Verifying 2FA usage by GitHub Organization Members using the UI

This is pretty simple. Navigate to any Organization you’re an Owner of, then click the People tab. There will be a dropdown menu labelled 2FA - select Disabled to see who in the Organization isn’t using 2FA.

Verifying 2FA usage by GitHub Organization Members using the API

Also, pretty simple, but it does require you to have a personal API token. After you’ve generated a token, you run:

curl -H "Authorization: token [yours]" "https://api.github.com/orgs/[orgname]/members?filter=2fa_disabled"
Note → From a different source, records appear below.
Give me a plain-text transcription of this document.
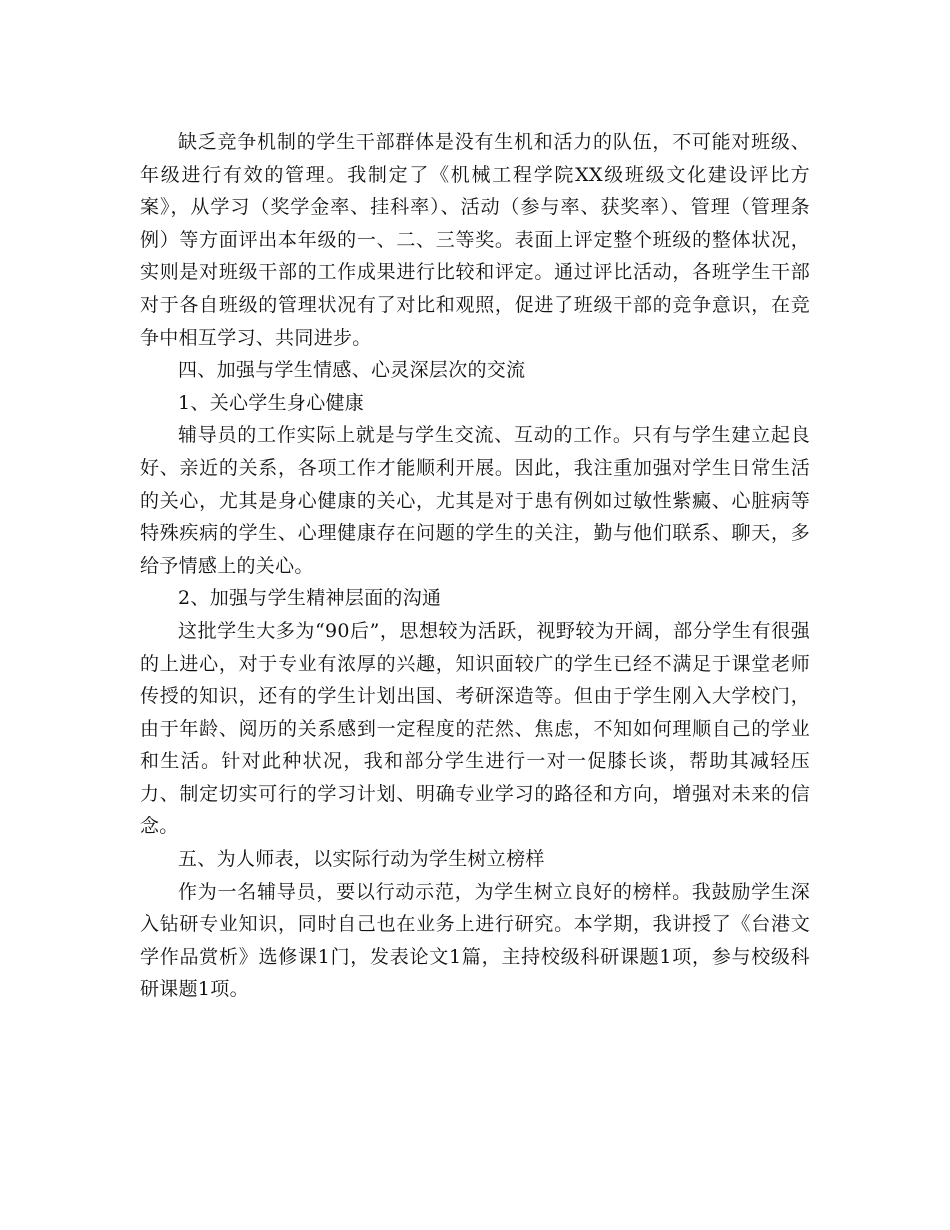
缺乏竞争机制的学生干部群体是没有生机和活力的队伍，不可能对班级、年级进行有效的管理。我制定了《机械工程学院XX级班级文化建设评比方案》，从学习（奖学金率、挂科率）、活动（参与率、获奖率）、管理（管理条例）等方面评出本年级的一、二、三等奖。表面上评定整个班级的整体状况，实则是对班级干部的工作成果进行比较和评定。通过评比活动，各班学生干部对于各自班级的管理状况有了对比和观照，促进了班级干部的竞争意识，在竞争中相互学习、共同进步。

四、加强与学生情感、心灵深层次的交流

1、关心学生身心健康

辅导员的工作实际上就是与学生交流、互动的工作。只有与学生建立起良好、亲近的关系，各项工作才能顺利开展。因此，我注重加强对学生日常生活的关心，尤其是身心健康的关心，尤其是对于患有例如过敏性紫癜、心脏病等特殊疾病的学生、心理健康存在问题的学生的关注，勤与他们联系、聊天，多给予情感上的关心。

2、加强与学生精神层面的沟通

这批学生大多为“90后”，思想较为活跃，视野较为开阔，部分学生有很强的上进心，对于专业有浓厚的兴趣，知识面较广的学生已经不满足于课堂老师传授的知识，还有的学生计划出国、考研深造等。但由于学生刚入大学校门，由于年龄、阅历的关系感到一定程度的茫然、焦虑，不知如何理顺自己的学业和生活。针对此种状况，我和部分学生进行一对一促膝长谈，帮助其减轻压力、制定切实可行的学习计划、明确专业学习的路径和方向，增强对未来的信念。

五、为人师表，以实际行动为学生树立榜样

作为一名辅导员，要以行动示范，为学生树立良好的榜样。我鼓励学生深入钻研专业知识，同时自己也在业务上进行研究。本学期，我讲授了《台港文学作品赏析》选修课1门，发表论文1篇，主持校级科研课题1项，参与校级科研课题1项。
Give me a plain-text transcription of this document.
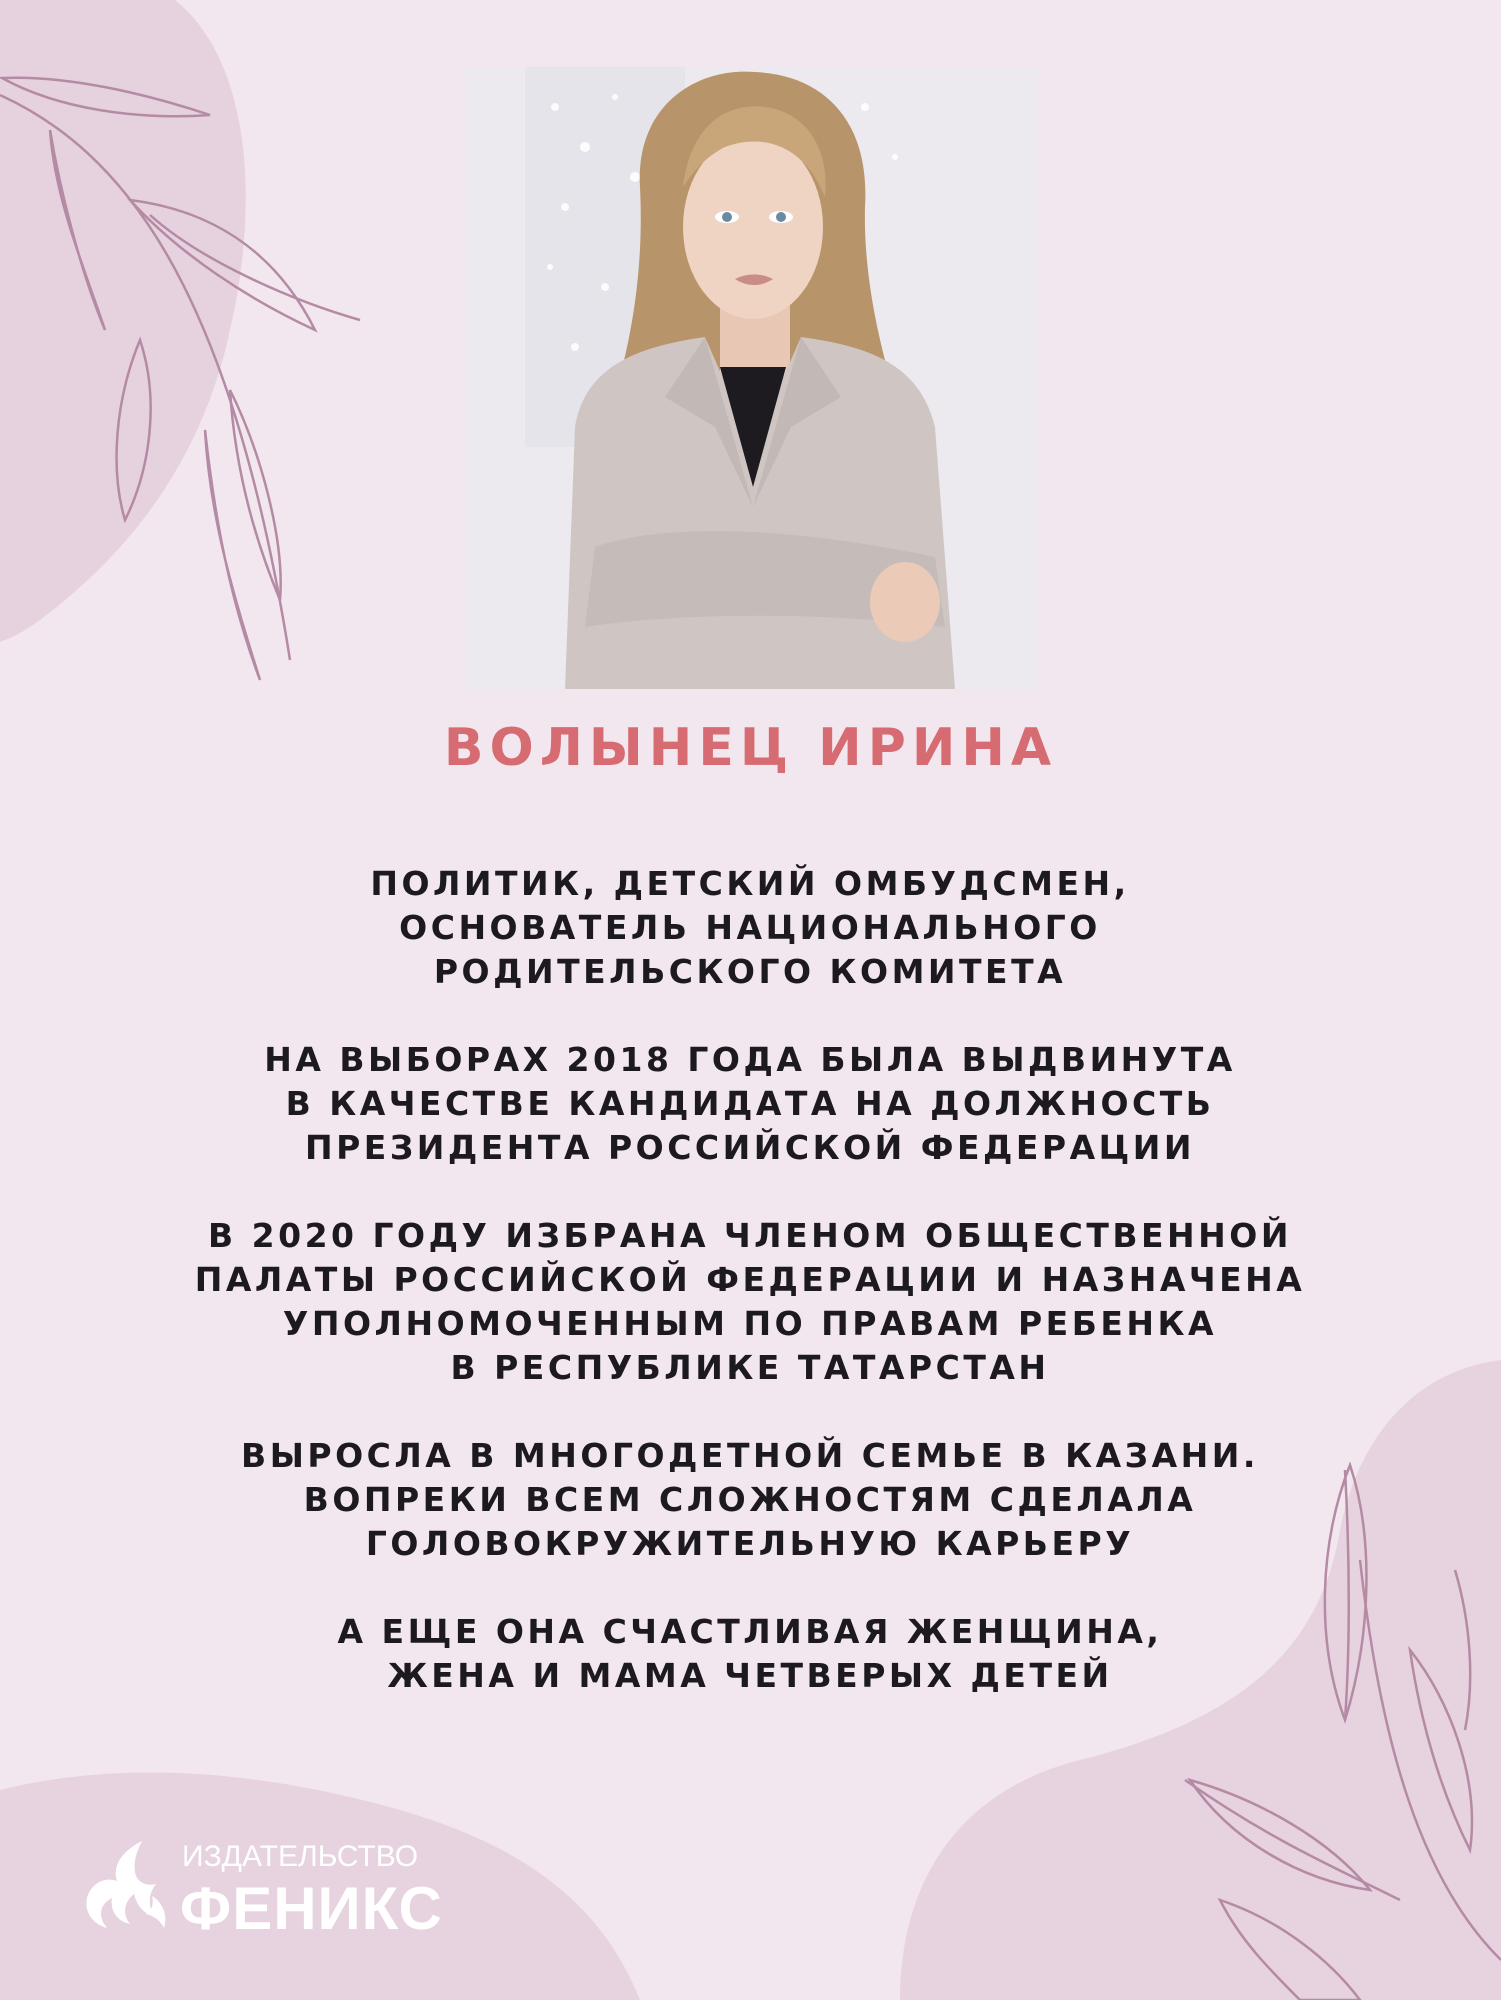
ВОЛЫНЕЦ ИРИНА

ПОЛИТИК, ДЕТСКИЙ ОМБУДСМЕН,
ОСНОВАТЕЛЬ НАЦИОНАЛЬНОГО
РОДИТЕЛЬСКОГО КОМИТЕТА

НА ВЫБОРАХ 2018 ГОДА БЫЛА ВЫДВИНУТА
В КАЧЕСТВЕ КАНДИДАТА НА ДОЛЖНОСТЬ
ПРЕЗИДЕНТА РОССИЙСКОЙ ФЕДЕРАЦИИ

В 2020 ГОДУ ИЗБРАНА ЧЛЕНОМ ОБЩЕСТВЕННОЙ
ПАЛАТЫ РОССИЙСКОЙ ФЕДЕРАЦИИ И НАЗНАЧЕНА
УПОЛНОМОЧЕННЫМ ПО ПРАВАМ РЕБЕНКА
В РЕСПУБЛИКЕ ТАТАРСТАН

ВЫРОСЛА В МНОГОДЕТНОЙ СЕМЬЕ В КАЗАНИ.
ВОПРЕКИ ВСЕМ СЛОЖНОСТЯМ СДЕЛАЛА
ГОЛОВОКРУЖИТЕЛЬНУЮ КАРЬЕРУ

А ЕЩЕ ОНА СЧАСТЛИВАЯ ЖЕНЩИНА,
ЖЕНА И МАМА ЧЕТВЕРЫХ ДЕТЕЙ

ИЗДАТЕЛЬСТВО
ФЕНИКС
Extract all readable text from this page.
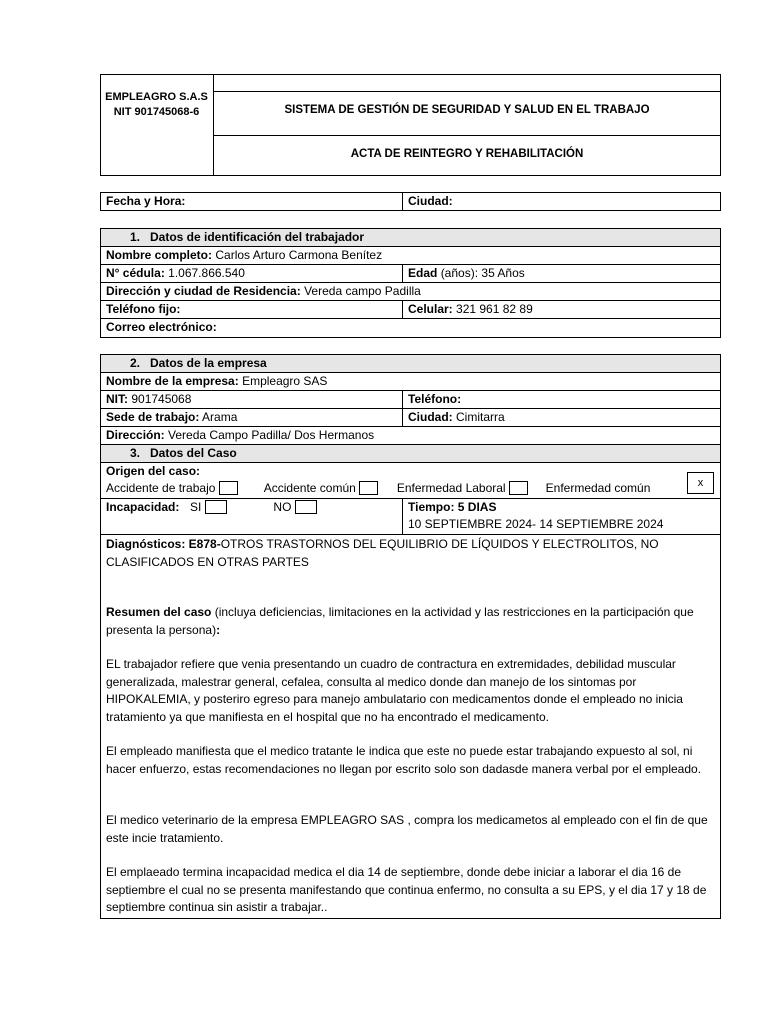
EMPLEAGRO S.A.S
NIT 901745068-6	SISTEMA DE GESTIÓN DE SEGURIDAD Y SALUD EN EL TRABAJO
ACTA DE REINTEGRO Y REHABILITACIÓN
Fecha y Hora:	Ciudad:
1.   Datos de identificación del trabajador
Nombre completo: Carlos Arturo Carmona Benítez
N° cédula: 1.067.866.540	Edad (años): 35 Años
Dirección y ciudad de Residencia: Vereda campo Padilla
Teléfono fijo:	Celular: 321 961 82 89
Correo electrónico:
2.   Datos de la empresa
Nombre de la empresa: Empleagro SAS
NIT: 901745068	Teléfono:
Sede de trabajo: Arama	Ciudad: Cimitarra
Dirección: Vereda Campo Padilla/ Dos Hermanos
3.   Datos del Caso
Origen del caso:
Accidente de trabajo	Accidente común	Enfermedad Laboral	Enfermedad común	x
Incapacidad: SI	NO	Tiempo: 5 DIAS
10 SEPTIEMBRE 2024- 14 SEPTIEMBRE 2024
Diagnósticos: E878-OTROS TRASTORNOS DEL EQUILIBRIO DE LÍQUIDOS Y ELECTROLITOS, NO CLASIFICADOS EN OTRAS PARTES
Resumen del caso (incluya deficiencias, limitaciones en la actividad y las restricciones en la participación que presenta la persona):
EL trabajador refiere que venia presentando un cuadro de contractura en extremidades, debilidad muscular generalizada, malestrar general, cefalea, consulta al medico donde dan manejo de los sintomas por HIPOKALEMIA, y posteriro egreso para manejo ambulatario con medicamentos donde el empleado no inicia tratamiento ya que manifiesta en el hospital que no ha encontrado el medicamento.
El empleado manifiesta que el medico tratante le indica que este no puede estar trabajando expuesto al sol, ni hacer enfuerzo, estas recomendaciones no llegan por escrito solo son dadasde manera verbal por el empleado.
El medico veterinario de la empresa EMPLEAGRO SAS , compra los medicametos al empleado con el fin de que este incie tratamiento.
El emplaeado termina incapacidad medica el dia 14 de septiembre, donde debe iniciar a laborar el dia 16 de septiembre el cual no se presenta manifestando que continua enfermo, no consulta a su EPS, y el dia 17 y 18 de septiembre continua sin asistir a trabajar..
You’ll then get back a nice JSON response that shows who does not have 2FA enabled:

[
  {
    "login": "username",
    "id": 1234567,
    "avatar_url": "https://avatars1.githubusercontent.com/u/1234567?v=3",
    "gravatar_id": "",
    "url": "https://api.github.com/users/username",
    "html_url": "https://github.com/username",
    "followers_url": "https://api.github.com/users/username/followers",
    "following_url": "https://api.github.com/users/username/following{/other_user}",
    "gists_url": "https://api.github.com/users/username/gists{/gist_id}",
    "starred_url": "https://api.github.com/users/username/starred{/owner}{/repo}",
    "subscriptions_url": "https://api.github.com/users/username/subscriptions",
    "organizations_url": "https://api.github.com/users/username/orgs",
    "repos_url": "https://api.github.com/users/username/repos",
    "events_url": "https://api.github.com/users/username/events{/privacy}",
    "received_events_url": "https://api.github.com/users/username/received_events",
    "type": "User",
    "site_admin": false
  }
]

The advantage of this method is that you can script the audits to run at a regular interval. (Maybe even pipe the output to Slack…) For organizations that use contractors, have “turnover” in their GitHub Orgs, or are enterprises that allow users to use “personal” GitHub accounts on their Organizations, this could be a useful approach to keeping up good 2FA hygene.

Not getting compliance? Kick ‘em out!

GitHub also had a feature, that enables an Organziation owner to remove everyone from an Organization who isn’t using 2FA. While that might be a bit extreme, if it’s something that’s important to you and after several prompts people aren’t complying, it might be a useful option.